On the other hand, it's less likely that mainline Linux will quickly gain support for, say, things like Apple's proprietary security features (their pointer auth extensions, paging protection stuff, etc) unless there are similar mechanisms implemented in other vendors' CPUs, because those things provide only marginal benefit for end users of specific systems, and Linux has bigger security fish to fry first.

pabs3 · on May 21, 2021

Linux has other code for dealing with quirks in hardware, so why not RISC-V and KVM? Just implement the draft now and later add a way to use the draft code for hardware implementing the draft spec and final code for hardware implementing the final spec.

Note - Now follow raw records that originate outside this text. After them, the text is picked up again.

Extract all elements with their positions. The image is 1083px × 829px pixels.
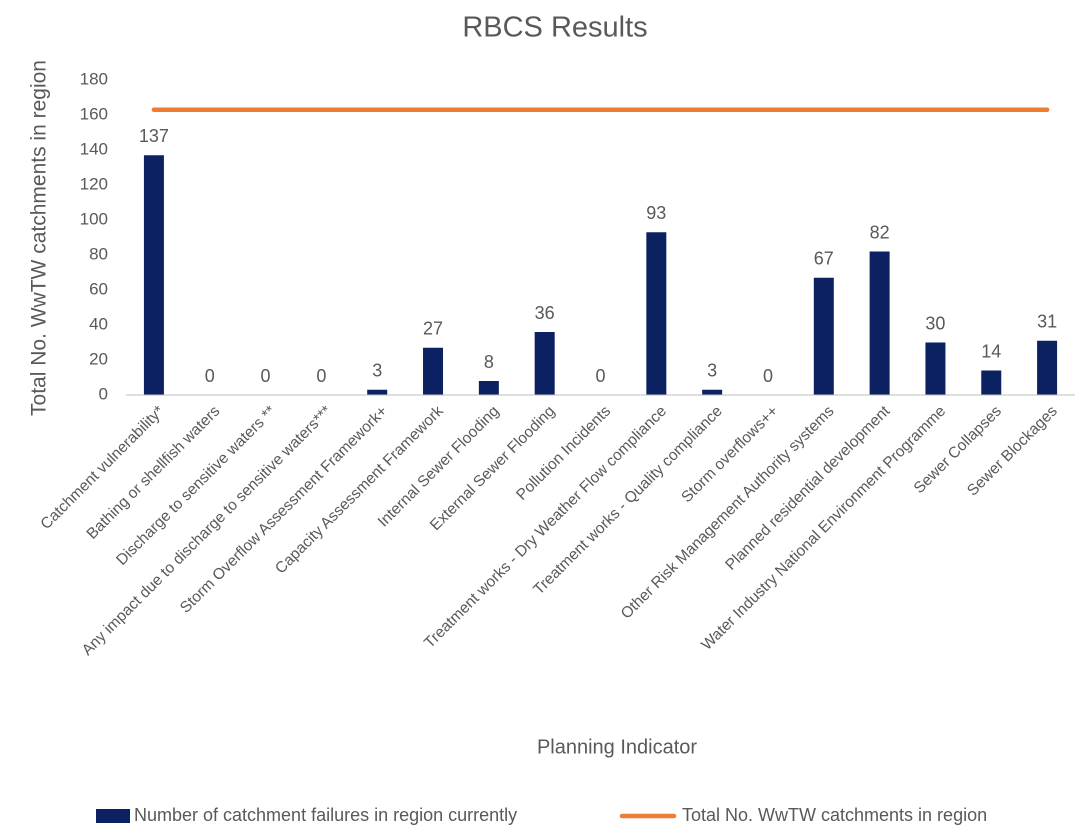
legend-label: Number of catchment failures in region c…: [134, 805, 517, 825]
y-tick-label: 0: [99, 384, 108, 403]
bar: [646, 232, 667, 395]
y-tick-label: 60: [89, 279, 108, 298]
data-label: 3: [372, 361, 382, 381]
x-tick-label: Storm overflows++: [678, 403, 781, 506]
legend-label: Total No. WwTW catchments in region: [682, 805, 987, 825]
legend-swatch: [96, 809, 130, 823]
bar: [1037, 340, 1058, 395]
bar: [423, 347, 444, 395]
bar: [813, 277, 834, 395]
data-label: 0: [595, 366, 605, 386]
bar: [925, 342, 946, 395]
bar: [702, 389, 723, 395]
data-label: 0: [316, 366, 326, 386]
y-tick-label: 120: [80, 174, 108, 193]
data-label: 14: [981, 341, 1001, 361]
y-tick-label: 100: [80, 209, 108, 228]
y-tick-label: 180: [80, 69, 108, 88]
data-label: 31: [1037, 312, 1057, 332]
data-label: 8: [484, 352, 494, 372]
data-label: 27: [423, 319, 443, 339]
bar: [478, 381, 499, 395]
y-tick-label: 40: [89, 314, 108, 333]
data-label: 0: [205, 366, 215, 386]
data-label: 36: [535, 303, 555, 323]
bar: [981, 370, 1002, 395]
bar: [534, 332, 555, 395]
data-label: 0: [261, 366, 271, 386]
y-tick-label: 20: [89, 349, 108, 368]
chart-title: RBCS Results: [462, 12, 647, 44]
bar: [367, 389, 388, 395]
data-label: 93: [646, 203, 666, 223]
y-tick-label: 80: [89, 244, 108, 263]
data-label: 82: [870, 222, 890, 242]
data-label: 67: [814, 249, 834, 269]
y-axis-title: Total No. WwTW catchments in region: [28, 60, 51, 416]
y-tick-label: 140: [80, 139, 108, 158]
data-label: 30: [925, 313, 945, 333]
bar: [143, 155, 164, 395]
x-tick-label: Other Risk Management Authority systems: [618, 403, 838, 623]
bar: [869, 251, 890, 395]
x-tick-label: Storm Overflow Assessment Framework+: [177, 403, 391, 617]
data-label: 137: [139, 126, 169, 146]
data-label: 0: [763, 366, 773, 386]
data-label: 3: [707, 361, 717, 381]
x-tick-label: Pollution Incidents: [513, 403, 614, 504]
y-tick-label: 160: [80, 104, 108, 123]
x-axis-title: Planning Indicator: [537, 736, 697, 758]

cratermoon · on May 21, 2021

The million dollar unanswered question here is: who is benefitting from the deadlock over KVM specifications becoming Frozen?

tytso · on May 21, 2021

The usual answer when this things happens in standards committees is those companies who aren't ready to ship product yet. If they can stall the official release of the standard, then it gives them time to catch up. Of course, other companies can release hardware on the not-quite-released standard. There were v.90 modems that were pre-standardization for at least 2-3 years. All this does is harm the consumer at that point, since it impacts interoperability; making companies wait to ship products that they have working because of one laggard is just not fair.

"There comes a time in every project when you must shoot the engineers and begin production.”

makomk · on May 21, 2021

Hmmm. I wonder if this is what happened to Bluetooth LE Audio and if so who the laggard is...

CGamesPlay · on May 21, 2021

I don’t understand what the point of the staging team is. It seems like it will always have these conflicts with all of the functional teams, and for what gain? Specifically why isn’t staging a subdirectory of each functional team?

jchw · on May 21, 2021

I hope they come to what seems to be the most reasonable conclusion (that the RISC-V patch acceptance policy should be adjusted.) The way I see it, Linux runs on and supports all kinds of stuff that is not well-specced and subject to change, and sometimes reverse-engineered. While the patch policy has good intentions, I think when silicon is shipping and emulators are emulating things it would make sense for Linux to support it. So let’s hope it works out.

The staging approach would sound reasonable on the surface, until you realize the Linux staging subsystem is more specific[1] than the name implies, and not just a dumping ground for stuff that can’t be merged for other reasons.

[1]: https://lwn.net/Articles/324279/

ineedasername · on May 21, 2021

Am I wrong to take away from this that there is a critically useful piece of software going unsupported because of bureaucratic policies and turf wars?

tux3 · on May 21, 2021

I wouldn't say unsupported, but it's out of tree, which is a small step up.

lostmsu · on May 24, 2021

So why is KVM feature for RISC-V not frozen yet?

webaholic · on May 21, 2021

"Company X" in the comments is SiFive, I am guessing?